Architecture Loses Two Giants

The past week has seen the deaths of renowned architects Lebbeus Woods and John Johansen.

2 minute read

October 31, 2012, 12:00 PM PDT

By Jonathan Nettler @nettsj


At BLDGBLOG, Geoff Manaugh has a remembrance of Woods, the visionary architect, artist, writer, and teacher, who trained with Eero Saarinen in the 1960s and passed away on Tuesday, at the age of 72. "Lebbeus will probably be missed for his formal inventiveness: buildings
on stilts, massive seawalls, rotatable buildings that look like
snowflakes. Deformed coasts anti-seismically jeweled with buildings.
Tombs for Einstein falling through space," says Manaugh. "But this would be to miss the motivating absence at the heart of all
those explorations, which is that we don't yet know what the world is,
what the Earth is-whether or not there even is a world or an Earth or a
universe at all-and architecture is one of the arts of discovering an
answer to this. Or inventing an answer to this, even flat-out
fabricating an answer to this, meaning that architecture is more
mythology than science." 

"Lebbeus Woods should be on the same sorts of lists as James Joyce or
John Cage, a person as culturally relevant as he was scientifically
suggestive, seething with ideas applicable to nearly every discipline." 

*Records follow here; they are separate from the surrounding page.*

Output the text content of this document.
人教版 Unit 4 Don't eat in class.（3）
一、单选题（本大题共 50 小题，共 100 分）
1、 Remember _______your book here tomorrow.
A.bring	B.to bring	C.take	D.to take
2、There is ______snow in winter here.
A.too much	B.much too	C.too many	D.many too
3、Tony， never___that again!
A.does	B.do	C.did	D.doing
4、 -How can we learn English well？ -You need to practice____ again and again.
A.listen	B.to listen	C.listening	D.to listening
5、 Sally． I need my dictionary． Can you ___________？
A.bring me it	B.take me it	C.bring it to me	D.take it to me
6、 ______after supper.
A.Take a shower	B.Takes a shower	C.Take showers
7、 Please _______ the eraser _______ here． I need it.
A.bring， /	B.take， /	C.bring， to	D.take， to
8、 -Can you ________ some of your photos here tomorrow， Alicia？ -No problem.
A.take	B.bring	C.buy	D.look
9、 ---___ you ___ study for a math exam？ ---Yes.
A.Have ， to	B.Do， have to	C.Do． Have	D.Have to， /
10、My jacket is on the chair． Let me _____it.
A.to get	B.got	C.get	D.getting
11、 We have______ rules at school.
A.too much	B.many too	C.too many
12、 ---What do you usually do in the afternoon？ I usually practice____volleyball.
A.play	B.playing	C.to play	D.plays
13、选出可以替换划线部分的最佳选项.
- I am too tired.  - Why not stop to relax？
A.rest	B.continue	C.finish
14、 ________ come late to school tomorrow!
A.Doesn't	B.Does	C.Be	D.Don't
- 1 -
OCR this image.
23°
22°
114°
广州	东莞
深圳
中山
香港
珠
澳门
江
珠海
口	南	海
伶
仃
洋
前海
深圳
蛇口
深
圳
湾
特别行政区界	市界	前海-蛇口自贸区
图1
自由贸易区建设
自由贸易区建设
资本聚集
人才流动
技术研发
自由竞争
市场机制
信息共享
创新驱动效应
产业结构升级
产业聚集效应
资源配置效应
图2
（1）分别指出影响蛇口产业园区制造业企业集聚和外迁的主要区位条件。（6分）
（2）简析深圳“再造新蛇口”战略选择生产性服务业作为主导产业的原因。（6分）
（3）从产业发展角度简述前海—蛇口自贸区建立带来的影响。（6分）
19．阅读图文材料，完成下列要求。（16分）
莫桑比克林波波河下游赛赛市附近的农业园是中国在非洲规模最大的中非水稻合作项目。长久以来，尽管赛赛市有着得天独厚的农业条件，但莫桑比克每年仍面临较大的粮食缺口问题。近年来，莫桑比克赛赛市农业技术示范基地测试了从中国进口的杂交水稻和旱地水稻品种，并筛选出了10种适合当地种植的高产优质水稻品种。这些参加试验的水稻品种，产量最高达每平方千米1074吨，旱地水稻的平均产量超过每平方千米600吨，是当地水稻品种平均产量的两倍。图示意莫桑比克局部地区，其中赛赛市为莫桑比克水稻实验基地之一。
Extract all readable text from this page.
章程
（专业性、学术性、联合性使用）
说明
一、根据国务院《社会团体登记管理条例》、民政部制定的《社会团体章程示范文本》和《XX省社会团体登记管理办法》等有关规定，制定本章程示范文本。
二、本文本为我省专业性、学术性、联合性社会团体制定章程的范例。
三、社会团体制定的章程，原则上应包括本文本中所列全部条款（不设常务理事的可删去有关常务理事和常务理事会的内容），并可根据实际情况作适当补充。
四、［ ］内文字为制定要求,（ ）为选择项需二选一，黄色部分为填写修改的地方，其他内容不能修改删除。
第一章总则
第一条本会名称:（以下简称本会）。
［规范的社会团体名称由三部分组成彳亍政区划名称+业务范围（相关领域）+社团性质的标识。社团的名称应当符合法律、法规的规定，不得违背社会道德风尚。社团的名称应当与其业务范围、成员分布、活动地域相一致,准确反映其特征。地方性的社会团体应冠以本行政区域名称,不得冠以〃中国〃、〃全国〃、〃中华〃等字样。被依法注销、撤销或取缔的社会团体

Late last week came news that John M. Johansen, the last surviving member of the Harvard
Five, died at the age of 96. In The New York Times, Fred A. Bernstein examines the impact that Johansen and his Modernist colleagues had during their heyday in the 1950s and 60s. "In the postwar years Mr. Johansen and four other young Modernist
architects - Philip Johnson, Marcel Breuer, Landis Gores and Eliot
Noyes, all with connections to Harvard's architecture school - dotted
southwestern Connecticut with houses conveying the optimism of the time.
Hugely influential in the field, the buildings were seen in museum
exhibitions and on the covers of Life and Look magazines." 

But while some of his colleagues worked in a minimalist vein, Johansen produced some of Brutalism's most notable buildings, including the now-threatened Morris A. Mechanic Theater in Baltimore (1967) and the Mummers Theater in Oklahoma City (1970).